「んー、遠いな。このメンバーで、今日中に二十一階層まで到着するのは難しいかな。ちなみに私とジークなら余裕で着くけど、君たち『倍速』は、使えないでしょう。先に伝えておくけど、全員に『倍速』をかけて移動なんて、嫌だからね」

 男騎士が口を開く前に、叔父が先手をうつ。
 叔父の『索敵』の範囲は、最大二百キロ。その範囲に正しい階段があったことに、ほっとした。

「アーベル殿。どのような隊列で進みますか?」
「隊列は……。ジーク、前方にホルスタインの団体。数は二十弱だ」
「はい」

 叔父の指示に、素早く『倍速』を使い、ホルスタインの団体との距離を詰める。魔力循環を高め、ホルスタインとの距離を確認しながら魔法を放つ。

『疾風』

 ホルスタインの団体は、瞬時にドロップ品へと変わったが、その場所には、百メートルほどのくぼんだ地形ができていた。
 チッと、思わず舌打ちをしてしまう。
 また魔法が拡散した。ホルスタインを狙ったつもりが、地面にまで魔法が到達している。

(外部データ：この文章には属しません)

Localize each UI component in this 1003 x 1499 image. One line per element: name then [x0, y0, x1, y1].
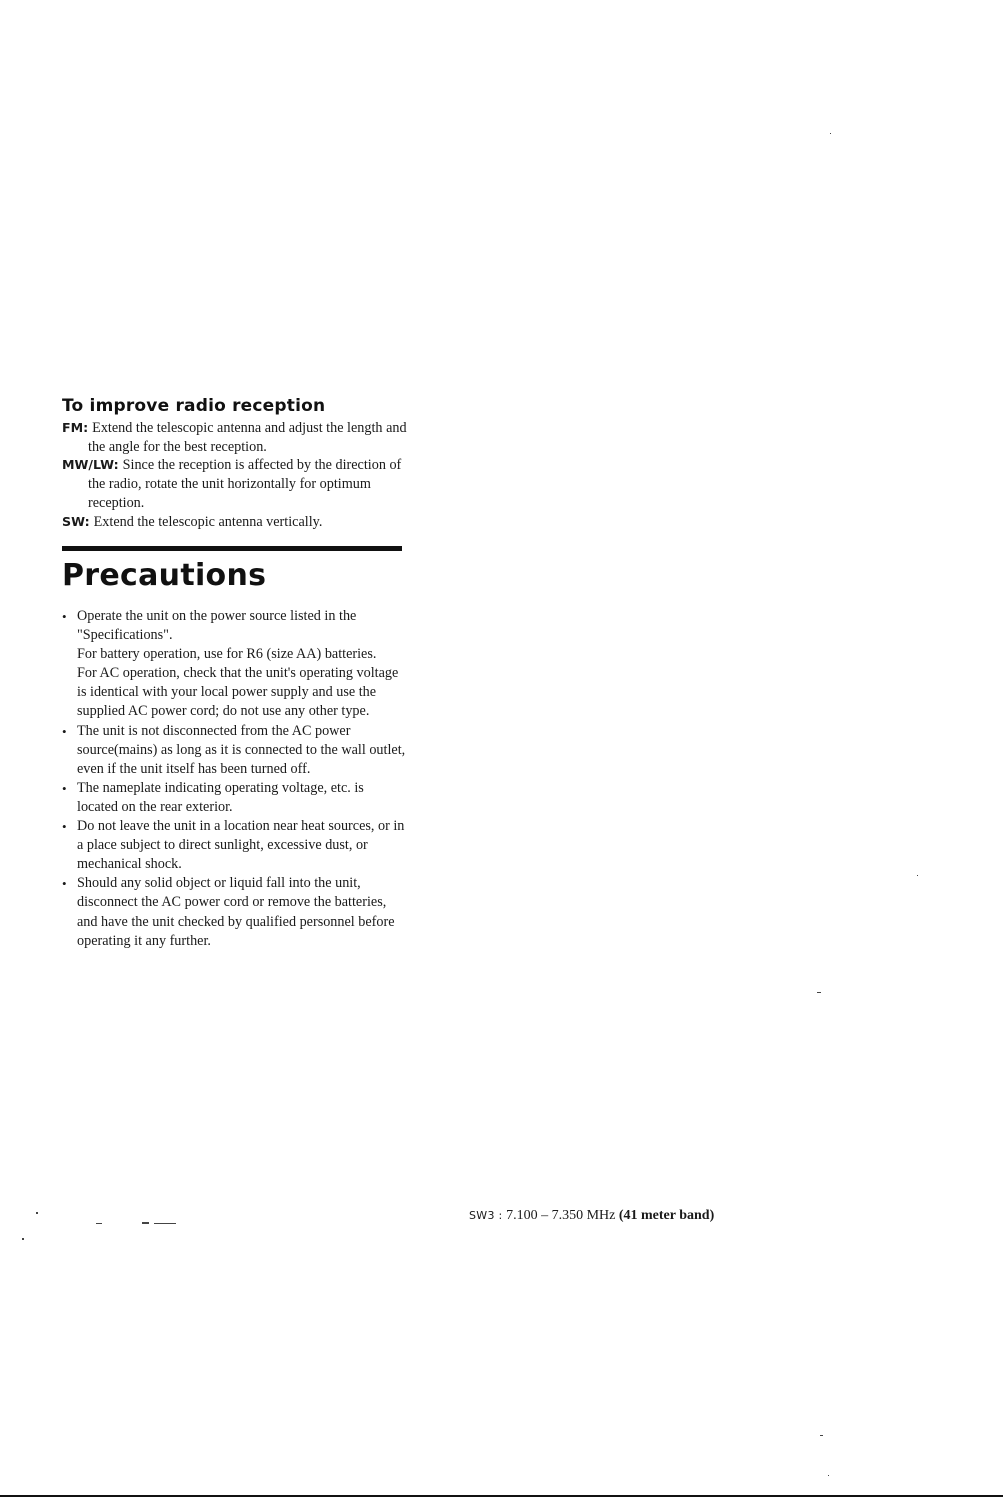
- section-divider: [62, 546, 402, 551]
- reception-section: [62, 396, 407, 531]
- band-code: SW3 :: [469, 1209, 503, 1222]
- scan-speck: [817, 992, 821, 993]
- scan-speck: [154, 1223, 176, 1224]
- precaution-item: [62, 722, 407, 779]
- precaution-paragraph: • Operate the unit on the power source listed in the "Specifications".: [77, 608, 357, 644]
- scan-speck: [917, 875, 918, 876]
- reception-text: Extend the telescopic antenna and adjust the length and the angle for the best reception.: [88, 420, 407, 455]
- footer-band-line: [469, 1208, 714, 1224]
- reception-heading: To improve radio reception: [62, 396, 326, 416]
- precaution-item: [62, 874, 407, 950]
- reception-item-mwlw: [62, 456, 407, 512]
- precaution-paragraph: • Do not leave the unit in a location near heat sources, or in a place subject to direct sunlight, excessive dust, or mechanical shock.: [77, 818, 405, 873]
- scan-speck: [22, 1238, 24, 1240]
- reception-item-sw: [62, 513, 407, 532]
- scan-speck: [828, 1475, 829, 1476]
- precaution-paragraph: • Should any solid object or liquid fall into the unit, disconnect the AC power cord or remove the batteries, and have the unit checked by qualified personnel before operating it any further.: [77, 875, 395, 949]
- page-bottom-rule: [0, 1495, 1003, 1497]
- scan-speck: [830, 133, 831, 134]
- precaution-item: [62, 779, 407, 817]
- precaution-item: [62, 607, 407, 722]
- reception-key: FM:: [62, 420, 89, 435]
- precaution-paragraph: For AC operation, check that the unit's operating voltage is identical with your local power supply and use the supplied AC power cord; do not use any other type.: [77, 665, 399, 720]
- precautions-title: Precautions: [62, 558, 267, 593]
- reception-key: SW:: [62, 513, 90, 529]
- precaution-paragraph: For battery operation, use for R6 (size AA) batteries.: [77, 646, 377, 663]
- precaution-paragraph: • The nameplate indicating operating voltage, etc. is located on the rear exterior.: [77, 779, 364, 815]
- precaution-paragraph: • The unit is not disconnected from the AC power source(mains) as long as it is connected to the wall outlet, even if the unit itself has been turned off.: [77, 722, 406, 777]
- scan-speck: [820, 1435, 823, 1436]
- scan-speck: [96, 1223, 102, 1224]
- band-note: (41 meter band): [618, 1208, 715, 1223]
- reception-key: MW/LW:: [62, 457, 119, 473]
- reception-item-fm: [62, 419, 407, 456]
- reception-text: Since the reception is affected by the direction of the radio, rotate the unit horizontally for optimum reception.: [88, 457, 402, 511]
- reception-text: Extend the telescopic antenna vertically.: [93, 513, 323, 530]
- precaution-item: [62, 817, 407, 874]
- scan-speck: [36, 1212, 38, 1214]
- scan-speck: [142, 1222, 149, 1224]
- band-range: 7.100 – 7.350 MHz: [506, 1208, 616, 1223]
- precautions-list: [62, 607, 407, 951]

「ホルスタインは、単体ではEランクですが、団体はDランク。それを一瞬で殲滅する魔力とは……。アーベル殿が、誓約魔書を強く要望した理由がわかりました」
「見ての通り、戦闘に関しては、手出し無用でお願いするよ。ジークの修練を兼ねているんだ。ドロップ品が必要なら、半分そちらに渡すよ」
「いえ、結構です」
「そう。なら王女の護衛に務めてください」

 俺は戦闘の反省をしたあと、テキパキと魔法袋にドロップ品を納めていた。
 牛肉、牛乳、チーズ。いつも思うが、加工品のチーズがドロップされるなら、バターやヨーグルト、アイスなども、ドロップしてもよくないと思ってしまう。
 牛肉は部位でドロップされ、ロースが多いが、ヒレやサーロイン、バラ等の部位もドロップされる。また、ホルスタインには上位種があり、その肉は最高級品として取り扱われる。
 今日は焼き肉かなと、思っていると、叔父が隣にいた。

「ジーク、『疾風』の制御が上手くできていないね。『熱火』のほうが難しいはずなんだけどね」
「どうしてもヴィリー叔父さんのイメージが払拭できなくて。無意識に力が入っているようです。回数を熟せばなんとかなると思います」
「問題点が分かっているならいいよ『疾風』を上手く扱えるようになれば、その上の『狂風』『暴風』を教えよう」
「えっ」
「何を驚いているんだい。このダンジョンで相当レベルが上がるだろう。魔力値はおそらく足りるよ。まぁ『狂風』『暴風』もそうかわらない魔法だからね。どちらかを重点的に覚えるのがいいかもね」

 たしかにダンジョンに入って三日。すでにレベルが、2上がった。ダンジョンに入る前はLv7で、なかなかLv8に上がらず、難儀していた。
 Lv5までは比較的簡単にレベルが上がったのだが、レベルの壁があるのか、そこからが長かった。
 Lv6に上がるのに、Lv5までに取得したスキルポイントの倍以上かかったのだ。
 簡単に説明すると、Lv5までにホワイトラビットを計100匹倒したとしよう。Lv6に上がるには、そこから200匹以上倒す必要があったのだ。
 実際はLv5で、スキルポイントが200、Lv6では426、Lv7では824だった。ダンジョン前は1200弱までポイントがあり、現在Lv9で2328なのだ。おそらくLv10になるには、3000を超える必要がある。
 三日で大体1000を超えているので、踏破するまでに、Lv11にはなる計算だ。

「そうだジーク! 魔力を枯渇してもいいよ。ただ気絶するまでは使わないでね」
「いいんですか⁈」
「戦闘はジーク。私はサポートで温存。王女の護衛は三名いる。特に伯爵は桁外れに強い。まぁ兄さんのほうが強いけどね。だから後方を心配する必要はないよ。全力で戦闘しなさい」

 叔父の言葉を真に受け、その後、俺は無双した。
 そのおかげで『疾風』を自由に扱えるようにまでなった。制御が完璧だった『疾風』を見て、叔父は満足そうに頷いていた。
 後方のエスタニア王国の騎士たちの顔が、ひきつっていたのは、気にしないでおこう。
 残念ながら、レベルは上がらなかったが、明日以降『狂風』『暴風』を実戦で使用することにした。
 まずは叔父が手本を示してくれる。
 今度は、叔父の魔法に引きずらないように、客観的に魔法を分析しよう。